Tim Starling wrote:
The only person who lives near the servers is Kyle, and he was hired as a hardware tech for that exact reason. The servers all have their clocks set to UTC, and we use UTC in logs and communications.
That would be the standard practice, but....
As noted in the message itself, I used the time listed in the log on the external monitoring site, http://www.thewritingpot.com/wikistatus/ garnered from the recent message of garion1000@gmail.com, and named the subject line accordingly. Later, I also included the words:
# There's no corresponding admin log for 2:30 UTC....

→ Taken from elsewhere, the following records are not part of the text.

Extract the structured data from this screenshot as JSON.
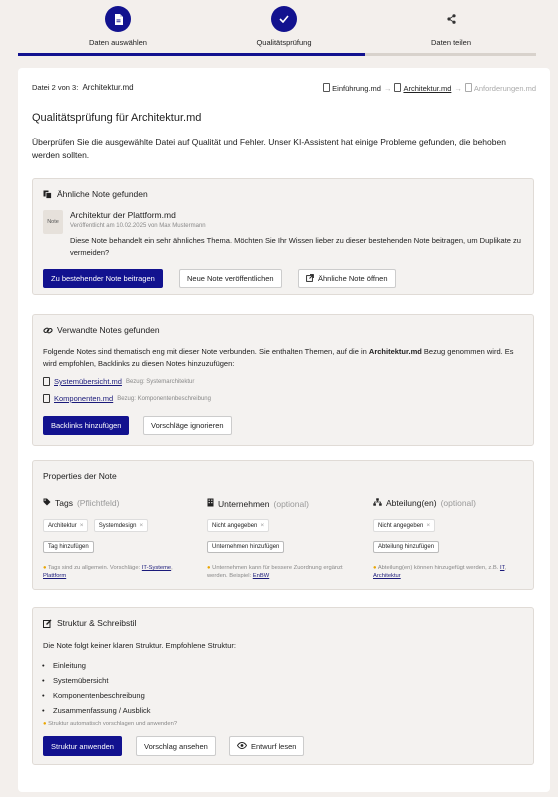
{
  "stepper": {
    "steps": [
      {
        "label": "Daten auswählen",
        "icon": "document-icon",
        "state": "active"
      },
      {
        "label": "Qualitätsprüfung",
        "icon": "checkmark-icon",
        "state": "active"
      },
      {
        "label": "Daten teilen",
        "icon": "share-icon",
        "state": "inactive"
      }
    ],
    "progress_fraction": 0.67,
    "accent": "#12128f"
  },
  "file_nav": {
    "prefix": "Datei 2 von 3:",
    "current": "Architektur.md",
    "chain": [
      "Einführung.md",
      "Architektur.md",
      "Anforderungen.md"
    ]
  },
  "page": {
    "title": "Qualitätsprüfung für Architektur.md",
    "intro": "Überprüfen Sie die ausgewählte Datei auf Qualität und Fehler. Unser KI-Assistent hat einige Probleme gefunden, die behoben werden sollten."
  },
  "similar": {
    "heading": "Ähnliche Note gefunden",
    "thumb": "Note",
    "note_title": "Architektur der Plattform.md",
    "meta": "Veröffentlicht am 10.02.2025 von Max Mustermann",
    "text": "Diese Note behandelt ein sehr ähnliches Thema. Möchten Sie Ihr Wissen lieber zu dieser bestehenden Note beitragen, um Duplikate zu vermeiden?",
    "btn_contribute": "Zu bestehender Note beitragen",
    "btn_publish": "Neue Note veröffentlichen",
    "btn_open": "Ähnliche Note öffnen"
  },
  "related": {
    "heading": "Verwandte Notes gefunden",
    "text_a": "Folgende Notes sind thematisch eng mit dieser Note verbunden. Sie enthalten Themen, auf die in ",
    "text_b": "Architektur.md",
    "text_c": " Bezug genommen wird. Es wird empfohlen, Backlinks zu diesen Notes hinzuzufügen:",
    "items": [
      {
        "name": "Systemübersicht.md",
        "ref": "Bezug: Systemarchitektur"
      },
      {
        "name": "Komponenten.md",
        "ref": "Bezug: Komponentenbeschreibung"
      }
    ],
    "btn_backlinks": "Backlinks hinzufügen",
    "btn_ignore": "Vorschläge ignorieren"
  },
  "properties": {
    "heading": "Properties der Note",
    "tags": {
      "title": "Tags",
      "note": "(Pflichtfeld)",
      "chips": [
        "Architektur",
        "Systemdesign"
      ],
      "add": "Tag hinzufügen",
      "hint_a": "Tags sind zu allgemein. Vorschläge: ",
      "hint_links": [
        "IT-Systeme",
        "Plattform"
      ],
      "hint_sep": ", "
    },
    "company": {
      "title": "Unternehmen",
      "note": "(optional)",
      "chip": "Nicht angegeben",
      "add": "Unternehmen hinzufügen",
      "hint_a": "Unternehmen kann für bessere Zuordnung ergänzt werden. Beispiel: ",
      "hint_link": "EnBW"
    },
    "dept": {
      "title": "Abteilung(en)",
      "note": "(optional)",
      "chip": "Nicht angegeben",
      "add": "Abteilung hinzufügen",
      "hint_a": "Abteilung(en) können hinzugefügt werden, z.B. ",
      "hint_links": [
        "IT",
        "Architektur"
      ],
      "hint_sep": ", "
    }
  },
  "structure": {
    "heading": "Struktur & Schreibstil",
    "text": "Die Note folgt keiner klaren Struktur. Empfohlene Struktur:",
    "items": [
      "Einleitung",
      "Systemübersicht",
      "Komponentenbeschreibung",
      "Zusammenfassung / Ausblick"
    ],
    "hint": "Struktur automatisch vorschlagen und anwenden?",
    "btn_apply": "Struktur anwenden",
    "btn_view": "Vorschlag ansehen",
    "btn_read": "Entwurf lesen"
  }
}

Sorry that you found the subject line misleading, I'll try to do better in the future....
William Allen Simpson wrote:
The time was 02:30+ UTC.
Ah, well in that case, I can tell you exactly what happened. The hero of the day was Zsinj, a canny newbie who had his eye on the relevant monitoring graphs, and alerted us to the problem immediately, using very specific terms, allowing us to track down and fix it rapidly.
Log extract from #wikimedia-tech follows, times are UTC+10.
Ah, another place that doesn't use UTC logs....
Anyway, thank you for following up. I still don't understand how the SQL spike affected network performance, and have not yet found the switch and router graph with IP subnet assignments.
And thanks to my questions, more of us know where to find the graphs!